Improvements I’d Like to Add

  • Weather API integration
  • Include qualifying time deltas
  • Use time gaps instead of just grid numbers
  • Add more circuits to training dataset
  • Use real telemetry (like top speed or sector times)

These changes will require changes not only in data ingestion but also in how input forms are constructed.


Model Training and Validation Strategy

When preparing the model behind this app, I followed a straightforward yet effective training pipeline. The raw dataset included hundreds of races, each with driver metadata, constructor, circuit, and race outcome. I focused only on races where the driver completed the event.

Feature Engineering

Features I used:

  • Driver Name (categorical)
  • Constructor (categorical)
  • Circuit (categorical)
  • Grid Position (numerical)
  • Number of Pit Stops (numerical)
  • Fastest Lap Time (float)

All categorical features were converted using OneHotEncoder. Numerical features were normalized. Lap times were parsed and cast as floats.

Target

The target was the final race position, treated as a regression target (not classification). This gave the model flexibility to output positions as floating values, even if not realistic. I later rounded predictions in the app.

Validation

I split the dataset using a train_test_split with a fixed seed for reproducibility. I ran RMSE and MAE metrics, and found the error to be under 3 grid positions on average.
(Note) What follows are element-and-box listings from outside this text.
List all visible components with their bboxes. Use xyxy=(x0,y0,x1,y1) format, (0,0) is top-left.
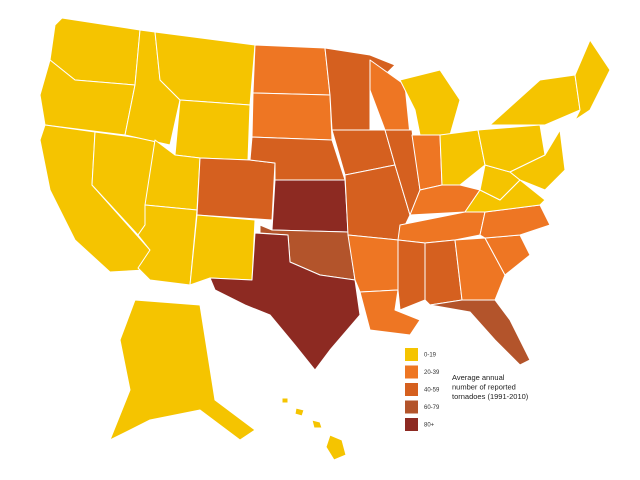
legend-swatch xyxy=(405,348,418,361)
legend-label: 0-19 xyxy=(424,353,437,359)
legend: 0-19 20-39 40-59 60-79 80+ Average annualnumb… xyxy=(405,348,529,431)
state xyxy=(252,44,331,96)
state xyxy=(429,299,531,366)
state xyxy=(325,434,347,461)
state xyxy=(509,129,566,191)
legend-swatch xyxy=(405,365,418,379)
state xyxy=(454,237,506,301)
legend-label: 60-79 xyxy=(424,405,440,411)
state xyxy=(439,129,486,186)
state xyxy=(271,179,349,233)
state xyxy=(109,299,256,441)
state xyxy=(294,407,305,417)
legend-title: Average annual xyxy=(452,373,505,382)
state xyxy=(251,92,333,141)
legend-title: tornadoes (1991-2010) xyxy=(452,392,529,401)
state xyxy=(137,204,198,286)
state xyxy=(369,59,411,136)
state xyxy=(174,99,251,161)
legend-swatch xyxy=(405,383,418,396)
legend-label: 20-39 xyxy=(424,370,440,376)
state xyxy=(189,214,256,286)
state xyxy=(209,232,361,371)
state xyxy=(574,39,611,121)
legend-swatch xyxy=(405,400,418,414)
state xyxy=(281,397,289,404)
state xyxy=(397,211,486,244)
state xyxy=(489,74,581,126)
state xyxy=(196,157,276,221)
legend-title: number of reported xyxy=(452,383,516,392)
states xyxy=(39,17,611,461)
legend-label: 40-59 xyxy=(424,388,440,394)
state xyxy=(311,419,323,429)
state xyxy=(397,239,426,311)
legend-swatch xyxy=(405,418,418,431)
legend-label: 80+ xyxy=(424,423,435,429)
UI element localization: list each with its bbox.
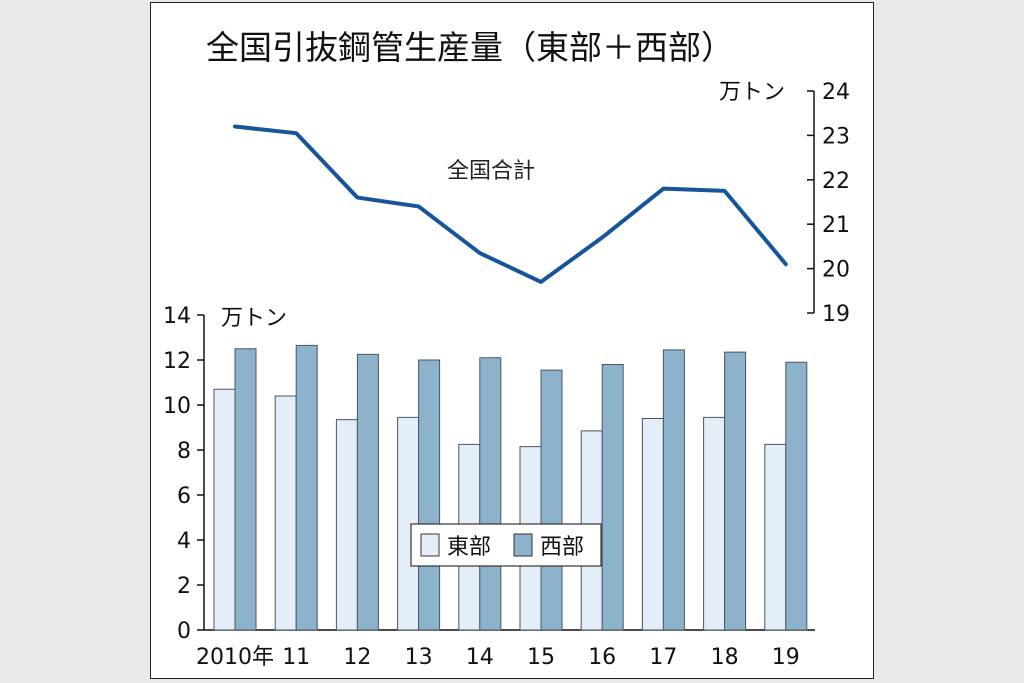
bar-y-tick-label: 8	[177, 439, 191, 464]
bar-west	[540, 369, 563, 631]
bar-east	[335, 419, 358, 631]
bar-y-tick-label: 10	[163, 394, 191, 419]
bar-y-tick-label: 6	[177, 484, 191, 509]
line-y-ticks: 19 20 21 22 23 24	[807, 80, 850, 327]
line-series-label: 全国合計	[447, 159, 535, 184]
bar-marks	[213, 344, 808, 631]
line-unit-label: 万トン	[719, 80, 785, 105]
bar-west	[356, 353, 379, 631]
bar-west	[295, 344, 318, 631]
bar-west	[601, 364, 624, 631]
bar-west	[724, 351, 747, 631]
bar-east	[274, 395, 297, 631]
bar-y-tick-label: 0	[177, 619, 191, 644]
legend-swatch-east	[420, 533, 440, 557]
line-chart: 万トン 19 20 21 22 23 24 全国合計	[233, 80, 850, 327]
chart-title: 全国引抜鋼管生産量（東部＋西部）	[206, 28, 734, 67]
chart-panel: 全国引抜鋼管生産量（東部＋西部） 万トン 19 20 21 22 23 24 全国合計 万…	[150, 2, 874, 679]
bar-y-tick-label: 2	[177, 574, 191, 599]
bar-x-tick-label: 17	[649, 645, 677, 670]
bar-x-tick-label: 14	[466, 645, 494, 670]
bar-y-tick-label: 12	[163, 349, 191, 374]
bar-west	[785, 361, 808, 631]
line-y-tick-label: 20	[822, 258, 850, 283]
bar-x-tick-label: 11	[282, 645, 310, 670]
bar-x-labels: 2010年 11 12 13 14 15 16 17 18 19	[196, 645, 800, 670]
bar-east	[764, 443, 787, 631]
bar-y-tick-label: 14	[163, 304, 191, 329]
line-y-tick-label: 19	[822, 302, 850, 327]
bar-x-tick-label: 15	[527, 645, 555, 670]
legend: 東部 西部	[410, 523, 602, 567]
line-series-total	[233, 124, 788, 284]
line-y-tick-label: 22	[822, 169, 850, 194]
bar-west	[234, 348, 257, 631]
line-y-tick-label: 21	[822, 213, 850, 238]
bar-x-tick-label: 19	[772, 645, 800, 670]
legend-swatch-west	[513, 533, 533, 557]
bar-x-tick-label: 13	[405, 645, 433, 670]
legend-box	[410, 523, 602, 567]
bar-x-tick-label: 16	[588, 645, 616, 670]
line-y-tick-label: 24	[822, 80, 850, 105]
bar-east	[641, 418, 664, 631]
bar-unit-label: 万トン	[221, 306, 287, 331]
bar-x-tick-label: 18	[711, 645, 739, 670]
bar-y-tick-label: 4	[177, 529, 191, 554]
bar-west	[418, 359, 441, 631]
legend-label-west: 西部	[540, 535, 584, 560]
bar-east	[213, 388, 236, 631]
bar-west	[662, 349, 685, 631]
line-y-tick-label: 23	[822, 124, 850, 149]
bar-x-tick-label: 2010年	[196, 645, 274, 670]
bar-east	[703, 416, 726, 631]
bar-west	[479, 357, 502, 631]
bar-x-tick-label: 12	[343, 645, 371, 670]
bar-y-ticks: 0 2 4 6 8 10 12 14	[163, 304, 204, 644]
legend-label-east: 東部	[447, 535, 491, 560]
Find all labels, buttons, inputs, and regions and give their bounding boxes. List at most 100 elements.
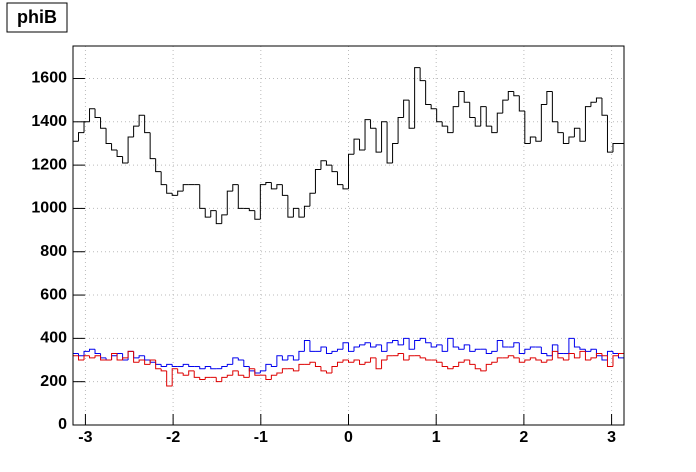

This model is not ensemble-based. I avoided XGBoost or random forests for simplicity. But even a linear model, when trained properly and feature-engineered well, can capture meaningful signals.

Model Export

I saved the final model using joblib as:

joblib.dump(pipeline, "models/race_outcome_pipeline.joblib")

I uploaded this file in the GitHub repo so the Streamlit app could load it at runtime.


Other AI Projects in My Pipeline

This app is part of a larger portfolio of interactive ML applications. I am building:

  • Resume Analyzer using spaCy and Streamlit
  • Image Classifier for semiconductor defects
  • Travel Planner with NLP-based itinerary builder
  • Sentiment Tracker across news headlines
  • Fire Risk Detector from sensor input

Each project includes a blog post, model file, Streamlit frontend, and GitHub documentation. My goal is to showcase deployable, recruiter-facing work across AI domains.

Feedback and Community

If you use this app or build on it, I’d love to hear your thoughts. Fork the GitHub repo. Submit pull requests. Try it with other motorsport data.

The future is not in model complexity—it’s in accessible ML tooling. This project proves that.


Streamlit Architecture Notes

Streamlit is reactive. Every time a user interacts with an input, the whole script reruns from top to bottom. That’s why caching is critical. The @st.cache_data and @st.cache_resource decorators reduce unnecessary reloads of models and static files.

Rerun Flow

  1. Imports load every time
  2. Cached functions reuse memory if input hasn’t changed
  3. All widgets re-render
  4. If a button is clicked, the if st.sidebar.button() block executes

In this app, I ensured model loading and CSV loading were isolated and cached. Without this, every interaction would re-read files and reload the pipeline, making the app slow.

UI Controls vs Logic

I separated UI input logic (widgets) from prediction logic. This makes the app easier to test and debug. I also wrapped all transformations into small helpers that are testable in isolation.

Streamlit’s ease comes from simple UI elements like selectbox, slider, and text_input. Combined with good Python practices, it can become a production-ready dashboard.


Frequently Asked Questions

Q: Can this predict real F1 results?

No. This is a demonstrator. It does not include real-time car telemetry, weather, or DNF risk.

Q: Can I train it on other motorsport data?

Yes. You’ll need to adapt lookup CSVs, retrain a pipeline, and update the feature engineering.

Q: Is this app expensive to run?

Not at all. It uses Streamlit’s free tier, joblib, and small model files.